British Museum In Court Disputing Nearly $1M Tax Bill
The museum is contesting a tax bill from the local council of the London borough of Camden for £720,000. The council maintains that revenues from the museum’s two restaurants and gift shop should be taxed at for-profit rates.
Gargantuan Statue Of Columbus, Rejected By At Least Six Cities, Finds Home In Puerto Rico
“At 350 ft, Birth of a New World is not the tallest sculpture in existence. … But [Zurab] Tsereteli’s work is enormous, 45ft taller than the Statue of Liberty from pedestal to torch. In 1993, Columbus, Ohio, turned it down. Other cities followed suit, including New York, Boston, Cleveland, Fort Lauderdale and Miami. Finally the statue was offered a home in Puerto Rico, where Columbus arrived in 1493.”
A Final Count Of The Departures From Pennsylvania Ballet
“Today, the ballet’s website shows 25 dancers: five principals, four soloists, 11 corps dancers, and six apprentices. That makes 18 dancers or 42 percent of this season’s company who will not be on stage at the Academy of Music or Merriam Theater next season.”
Reading Conrad With Convicts: Leading A Book Club In A Maximum-Security Prison
“I’ve always believed that, to remain open to the surprises and contingencies offered by literature, you have to value ignorance more than self-confidence. … The prisoners, however, see my openness as wishy-washy. If this is what you get from literature, they tell me, maybe it’s better to leave it alone. Who wants to be uncertain and indecisive?

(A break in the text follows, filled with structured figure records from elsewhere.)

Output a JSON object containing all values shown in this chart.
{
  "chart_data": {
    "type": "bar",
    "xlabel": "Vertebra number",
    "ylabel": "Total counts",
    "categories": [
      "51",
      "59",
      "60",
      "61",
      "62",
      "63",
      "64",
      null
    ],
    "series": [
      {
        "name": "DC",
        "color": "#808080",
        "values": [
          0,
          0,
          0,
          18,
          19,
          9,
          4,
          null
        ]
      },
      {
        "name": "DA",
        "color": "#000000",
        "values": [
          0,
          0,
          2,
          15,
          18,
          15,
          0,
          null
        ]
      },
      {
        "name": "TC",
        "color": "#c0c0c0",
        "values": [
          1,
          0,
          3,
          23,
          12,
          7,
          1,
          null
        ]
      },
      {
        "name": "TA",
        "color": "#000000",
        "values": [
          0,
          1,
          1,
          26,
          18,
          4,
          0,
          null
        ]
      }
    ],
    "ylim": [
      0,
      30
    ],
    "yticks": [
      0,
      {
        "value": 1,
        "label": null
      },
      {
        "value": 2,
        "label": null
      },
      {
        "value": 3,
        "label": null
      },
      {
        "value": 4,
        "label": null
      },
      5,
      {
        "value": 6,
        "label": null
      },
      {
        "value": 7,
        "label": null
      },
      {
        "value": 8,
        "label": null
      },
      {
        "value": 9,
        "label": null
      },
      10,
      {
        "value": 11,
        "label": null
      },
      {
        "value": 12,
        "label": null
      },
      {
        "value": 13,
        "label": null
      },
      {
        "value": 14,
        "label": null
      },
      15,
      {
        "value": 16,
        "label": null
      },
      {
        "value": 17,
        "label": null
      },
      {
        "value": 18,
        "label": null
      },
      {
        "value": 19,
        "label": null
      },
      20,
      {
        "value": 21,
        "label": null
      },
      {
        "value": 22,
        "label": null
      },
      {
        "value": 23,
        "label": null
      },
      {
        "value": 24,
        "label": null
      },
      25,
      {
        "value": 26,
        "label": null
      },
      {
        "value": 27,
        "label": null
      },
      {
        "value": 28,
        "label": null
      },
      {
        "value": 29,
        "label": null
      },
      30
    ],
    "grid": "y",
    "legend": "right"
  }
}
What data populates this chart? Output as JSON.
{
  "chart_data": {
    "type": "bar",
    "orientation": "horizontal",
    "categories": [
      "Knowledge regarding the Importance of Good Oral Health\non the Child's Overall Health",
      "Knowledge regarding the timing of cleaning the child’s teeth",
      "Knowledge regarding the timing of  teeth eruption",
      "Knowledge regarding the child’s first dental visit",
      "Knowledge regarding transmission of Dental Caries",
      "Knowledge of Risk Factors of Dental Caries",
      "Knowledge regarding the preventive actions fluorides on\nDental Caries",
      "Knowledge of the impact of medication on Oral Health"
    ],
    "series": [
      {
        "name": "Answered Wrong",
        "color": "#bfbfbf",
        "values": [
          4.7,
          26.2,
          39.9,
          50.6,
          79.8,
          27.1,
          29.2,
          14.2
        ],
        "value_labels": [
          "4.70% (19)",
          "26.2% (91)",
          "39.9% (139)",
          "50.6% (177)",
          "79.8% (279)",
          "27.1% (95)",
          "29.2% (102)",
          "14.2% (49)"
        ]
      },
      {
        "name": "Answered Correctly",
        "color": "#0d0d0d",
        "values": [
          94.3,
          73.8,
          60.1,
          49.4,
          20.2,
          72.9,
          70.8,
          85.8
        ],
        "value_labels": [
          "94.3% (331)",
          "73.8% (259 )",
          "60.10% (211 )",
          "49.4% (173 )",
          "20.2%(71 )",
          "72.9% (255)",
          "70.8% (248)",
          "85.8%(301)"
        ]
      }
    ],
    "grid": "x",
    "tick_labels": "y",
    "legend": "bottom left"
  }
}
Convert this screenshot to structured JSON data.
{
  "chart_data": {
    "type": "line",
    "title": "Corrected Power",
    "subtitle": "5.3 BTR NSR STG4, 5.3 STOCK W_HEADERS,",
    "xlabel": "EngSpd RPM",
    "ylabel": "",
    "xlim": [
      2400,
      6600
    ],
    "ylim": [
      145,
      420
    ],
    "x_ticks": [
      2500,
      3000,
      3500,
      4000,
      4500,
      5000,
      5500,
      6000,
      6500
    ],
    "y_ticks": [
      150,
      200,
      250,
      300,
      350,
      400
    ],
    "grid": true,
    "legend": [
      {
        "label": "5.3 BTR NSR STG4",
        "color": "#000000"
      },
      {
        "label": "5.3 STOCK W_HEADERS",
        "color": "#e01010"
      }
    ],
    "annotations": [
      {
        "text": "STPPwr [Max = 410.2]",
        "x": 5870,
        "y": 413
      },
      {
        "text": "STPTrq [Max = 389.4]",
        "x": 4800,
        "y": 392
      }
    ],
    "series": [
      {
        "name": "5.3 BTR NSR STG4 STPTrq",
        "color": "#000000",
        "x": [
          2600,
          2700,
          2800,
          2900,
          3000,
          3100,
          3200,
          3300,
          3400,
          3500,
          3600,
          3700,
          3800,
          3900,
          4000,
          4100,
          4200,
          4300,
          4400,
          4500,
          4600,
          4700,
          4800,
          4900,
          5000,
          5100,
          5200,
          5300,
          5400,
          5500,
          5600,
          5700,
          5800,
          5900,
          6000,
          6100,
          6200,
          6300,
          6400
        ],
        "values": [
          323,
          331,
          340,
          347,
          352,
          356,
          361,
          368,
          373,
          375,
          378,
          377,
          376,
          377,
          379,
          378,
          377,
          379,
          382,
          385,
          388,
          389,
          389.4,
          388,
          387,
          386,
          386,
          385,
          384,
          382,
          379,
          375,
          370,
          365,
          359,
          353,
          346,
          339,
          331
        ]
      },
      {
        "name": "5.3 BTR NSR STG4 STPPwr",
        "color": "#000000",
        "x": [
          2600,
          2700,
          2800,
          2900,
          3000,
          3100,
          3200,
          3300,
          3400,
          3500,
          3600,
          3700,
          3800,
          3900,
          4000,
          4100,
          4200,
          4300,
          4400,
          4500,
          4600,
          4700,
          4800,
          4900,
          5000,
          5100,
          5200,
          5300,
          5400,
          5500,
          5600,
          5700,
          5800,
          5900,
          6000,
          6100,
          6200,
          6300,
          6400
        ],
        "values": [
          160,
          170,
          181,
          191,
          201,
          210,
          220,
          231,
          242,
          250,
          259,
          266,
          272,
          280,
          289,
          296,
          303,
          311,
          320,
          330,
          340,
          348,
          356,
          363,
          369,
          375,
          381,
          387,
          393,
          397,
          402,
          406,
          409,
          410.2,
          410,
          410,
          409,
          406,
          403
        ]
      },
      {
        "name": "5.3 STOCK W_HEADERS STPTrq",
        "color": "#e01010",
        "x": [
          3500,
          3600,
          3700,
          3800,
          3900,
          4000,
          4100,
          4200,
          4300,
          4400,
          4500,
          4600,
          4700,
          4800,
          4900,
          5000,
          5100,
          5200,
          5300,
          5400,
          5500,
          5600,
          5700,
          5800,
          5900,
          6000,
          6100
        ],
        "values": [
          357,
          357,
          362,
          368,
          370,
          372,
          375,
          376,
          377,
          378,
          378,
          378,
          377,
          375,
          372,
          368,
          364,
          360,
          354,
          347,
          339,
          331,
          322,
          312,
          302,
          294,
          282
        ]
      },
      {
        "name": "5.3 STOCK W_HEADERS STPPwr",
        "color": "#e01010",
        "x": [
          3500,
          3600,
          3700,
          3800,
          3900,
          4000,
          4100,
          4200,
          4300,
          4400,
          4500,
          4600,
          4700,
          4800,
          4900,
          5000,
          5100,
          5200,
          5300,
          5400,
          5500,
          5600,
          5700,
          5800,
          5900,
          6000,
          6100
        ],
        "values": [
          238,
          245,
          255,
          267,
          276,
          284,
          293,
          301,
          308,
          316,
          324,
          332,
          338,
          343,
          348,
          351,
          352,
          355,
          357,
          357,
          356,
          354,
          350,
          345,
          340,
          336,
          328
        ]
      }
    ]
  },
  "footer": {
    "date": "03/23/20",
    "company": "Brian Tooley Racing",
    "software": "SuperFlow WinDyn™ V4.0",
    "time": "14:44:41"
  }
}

At least they know where they stand. That may very well be true, I reply, but look where it’s got you.”
Backstage Drama Bursts Into Public View At Legendary Berlin Theatre
“On Monday, 180 directors, actors and stage designers associated with the Volksbühne published an open letter in which they expressed ‘deep concerns’ about plans for the future of the legendary avant garde theatre, which is due to be headed by Tate Modern’s outgoing director Chris Dercon from early 2017. ‘This is not a friendly takeover,’ they write.”